From opinionjournal, an excellent article on the attempts to limit political speech under the guise of reform against campain corruption. It is worth the read, but very thorough (meaning long) so I'll include some highlights.

  • The irony of campaign-finance reform is that the "corruption" it targets seems not to exist in any widespread sense. Studies galore have found little or no significant influence of campaign contributions on legislators' votes. Ideological commitments, party positions and constituents' wishes are what motivate the typical politician's actions in office...
  • Scrutinize the pronouncements of campaign-finance reform groups like the Pew-backed Democracy 21, and you'll see how the meaning of "corruption" morphs into "inequality of influence" in this sense. This notion of corruption--[is] really a Marxoid opposition to inequality of wealth...
  • Without the blogosphere, Howell Raines would still be the New York Times' editor, Dan Rather would only now be retiring, garlanded with praise--and John Kerry might be president of the U.S., assuming that CBS News had gotten away with its falsehood about President Bush's military service that the diligent bloggers at PowerLine, LittleGreenFootballs and other sites swiftly debunked...
  • All this massively begs the question: Why should any American need government permission to express himself? Instead of a media exemption, blogger Glenn Reynolds sarcastically commented at a recent conference, maybe we need a "free speech exception, in which you are allowed to say what you want about political candidates without fear of prosecution by the government."
  • Howard Dean, now chairman of the Democratic National Committee, in a 2003 interview railing against Rupert Murdoch: "I believe we need to reregulate the media . . . so we can be sure that the American people get moderate, conservative and liberal points of view."

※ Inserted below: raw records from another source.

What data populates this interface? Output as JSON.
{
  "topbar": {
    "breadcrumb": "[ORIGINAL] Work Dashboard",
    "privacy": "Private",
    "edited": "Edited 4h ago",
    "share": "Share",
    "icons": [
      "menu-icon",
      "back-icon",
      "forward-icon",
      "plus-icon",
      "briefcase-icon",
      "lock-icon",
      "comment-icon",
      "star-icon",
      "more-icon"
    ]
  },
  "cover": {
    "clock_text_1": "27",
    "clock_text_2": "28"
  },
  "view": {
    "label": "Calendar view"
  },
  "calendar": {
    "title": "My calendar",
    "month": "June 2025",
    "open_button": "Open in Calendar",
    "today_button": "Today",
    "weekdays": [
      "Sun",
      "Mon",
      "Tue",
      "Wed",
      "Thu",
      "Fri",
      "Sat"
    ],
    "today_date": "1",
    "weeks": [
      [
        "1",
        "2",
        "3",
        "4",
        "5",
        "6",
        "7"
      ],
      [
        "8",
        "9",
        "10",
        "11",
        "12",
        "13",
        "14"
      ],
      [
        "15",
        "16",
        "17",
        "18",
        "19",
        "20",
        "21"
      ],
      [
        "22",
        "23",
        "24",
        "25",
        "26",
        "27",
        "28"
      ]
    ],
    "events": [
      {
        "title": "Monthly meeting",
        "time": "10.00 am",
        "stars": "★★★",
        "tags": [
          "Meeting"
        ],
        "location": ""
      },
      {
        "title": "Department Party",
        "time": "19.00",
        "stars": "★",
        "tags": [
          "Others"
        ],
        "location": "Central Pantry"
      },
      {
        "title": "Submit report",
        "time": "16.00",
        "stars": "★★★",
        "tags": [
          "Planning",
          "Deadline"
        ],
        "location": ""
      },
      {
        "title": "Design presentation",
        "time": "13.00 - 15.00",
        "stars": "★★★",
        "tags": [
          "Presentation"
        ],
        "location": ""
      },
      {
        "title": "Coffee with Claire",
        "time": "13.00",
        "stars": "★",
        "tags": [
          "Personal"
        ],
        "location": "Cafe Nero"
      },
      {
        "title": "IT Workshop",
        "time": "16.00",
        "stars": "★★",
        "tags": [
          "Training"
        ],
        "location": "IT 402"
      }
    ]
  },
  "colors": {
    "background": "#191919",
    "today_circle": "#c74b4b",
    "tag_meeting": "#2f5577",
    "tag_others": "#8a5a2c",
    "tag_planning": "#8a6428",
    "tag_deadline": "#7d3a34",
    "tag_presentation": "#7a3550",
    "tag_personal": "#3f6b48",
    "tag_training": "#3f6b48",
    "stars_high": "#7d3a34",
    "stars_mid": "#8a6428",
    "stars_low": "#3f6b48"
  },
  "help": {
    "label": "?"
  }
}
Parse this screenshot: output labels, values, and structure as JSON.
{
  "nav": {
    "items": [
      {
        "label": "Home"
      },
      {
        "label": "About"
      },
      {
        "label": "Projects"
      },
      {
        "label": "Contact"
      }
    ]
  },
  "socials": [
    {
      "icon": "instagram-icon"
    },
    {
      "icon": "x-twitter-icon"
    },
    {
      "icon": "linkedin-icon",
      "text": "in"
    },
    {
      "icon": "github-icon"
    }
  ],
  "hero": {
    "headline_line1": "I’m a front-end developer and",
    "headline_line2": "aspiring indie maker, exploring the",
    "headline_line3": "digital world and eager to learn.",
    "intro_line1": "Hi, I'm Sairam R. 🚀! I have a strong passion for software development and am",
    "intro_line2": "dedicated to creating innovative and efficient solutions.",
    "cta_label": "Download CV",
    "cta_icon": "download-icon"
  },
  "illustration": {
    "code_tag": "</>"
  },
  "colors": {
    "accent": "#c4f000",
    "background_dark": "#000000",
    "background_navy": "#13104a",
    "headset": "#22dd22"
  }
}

The constitutionally 'protected' right to free speech has been trivialized lately with court decisions like "nude dancing, animated online kiddie porn, flag burning, tobacco advertising and cross burning." Conservatives have grudgingly accepted these offensive 'demonstrations of speech' as falling under the umbrella created by the first ammendment. Now the more important speech, the type that allows us to freely criticize and influence our government, is being threatened.